The evening moved on at it was time for the fireworks finale. We hopped aboard the water taxi across to the Yacht Club and watched as Guernsey proved that it knows how to put on an amazing fireworks display. I guess austerity got stopped at the border checks.

Saturday dawned, and having shaken off the Pimms, I was invited aboard a RIB for the short journey across to Herm – the holiday island paradise island just east of Guernsey.

RIB trip to Herm
RIB trip to Herm

Herm is the smallest of the Channel Islands that’s open to the public and is famous for the fact that cars are banned (as on Sark). Bicycles are also banned on Herm, although tractors and quad bikes do scoot around for the resident farmers/tourism. Herm is only 1.5 miles long and less than half a mile wide so after a quick stroll around to the other side of the island, we took up residence on Belvoir beach and promptly cooked in the glorious sunshine.

Sometimes it’s difficult to explain in words just how beautiful a place is. I can only recommend that you go there and see for yourself. The light is different, the reflection of the sun all around you, the colours of the beaches almost glow. The only sounds are of children splashing, families enjoying themselves and the clink of the petanque competition taking place further up the beach.

It was also here that I decided to settle the age old question of iPad vs Kindle for reading. I can confirm that not only is it impossible to read through the reflective iPad screen – but the metal body also gets bloody hot!

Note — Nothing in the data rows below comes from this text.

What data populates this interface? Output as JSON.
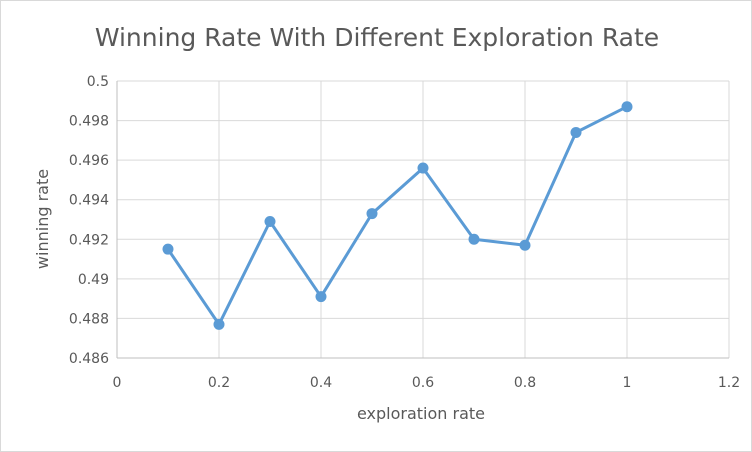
{
  "chart_data": {
    "type": "line",
    "title": "Winning Rate With Different Exploration Rate",
    "xlabel": "exploration rate",
    "ylabel": "winning rate",
    "xlim": [
      0,
      1.2
    ],
    "ylim": [
      0.486,
      0.5
    ],
    "x_ticks": [
      "0",
      "0.2",
      "0.4",
      "0.6",
      "0.8",
      "1",
      "1.2"
    ],
    "y_ticks": [
      "0.486",
      "0.488",
      "0.49",
      "0.492",
      "0.494",
      "0.496",
      "0.498",
      "0.5"
    ],
    "grid": true,
    "legend": "none",
    "series": [
      {
        "color": "#5b9bd5",
        "x": [
          0.1,
          0.2,
          0.3,
          0.4,
          0.5,
          0.6,
          0.7,
          0.8,
          0.9,
          1.0
        ],
        "y": [
          0.4915,
          0.4877,
          0.4929,
          0.4891,
          0.4933,
          0.4956,
          0.492,
          0.4917,
          0.4974,
          0.4987
        ]
      }
    ],
    "colors": {
      "grid": "#d9d9d9",
      "text": "#595959",
      "axis": "#bfbfbf"
    }
  }
}
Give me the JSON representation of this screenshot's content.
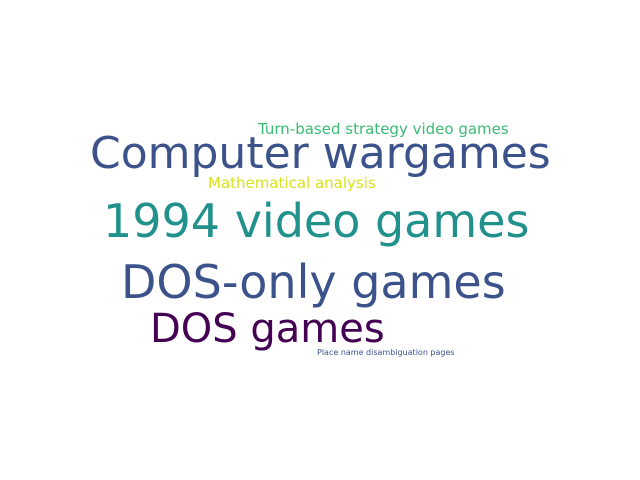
{
  "words": [
    {
      "text": "Turn-based strategy video games",
      "color": "#3cbb75"
    },
    {
      "text": "Computer wargames",
      "color": "#3b528b"
    },
    {
      "text": "Mathematical analysis",
      "color": "#d8e219"
    },
    {
      "text": "1994 video games",
      "color": "#21918c"
    },
    {
      "text": "DOS-only games",
      "color": "#3b528b"
    },
    {
      "text": "DOS games",
      "color": "#440154"
    },
    {
      "text": "Place name disambiguation pages",
      "color": "#3b528b"
    }
  ]
}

Back to Guernsey, and on the Sunday we took a car tour around Guernsey – stopping off at all the various viewpoints, historical monuments, and the wonderfully amicable kiosks serving teas, coffee, snacks, and importantly – cheesy chips.

Time was short, too short, really to explore all that Guernsey has to offer. So with little more than a half hour to clear check-in, customs, and baggage control (roughly a 20 yard stretch of the airport), I departed back for Blighty and left behind what must be one of the most amazing secrets of the British Isles. You don’t even need a passport to visit (as a British citizen) – your driving license will do.

Flights are cheap, it doesn’t take long, and they have one of the best traffic management systems I’ve seen at junctions. I’d tell you… but you know the rules.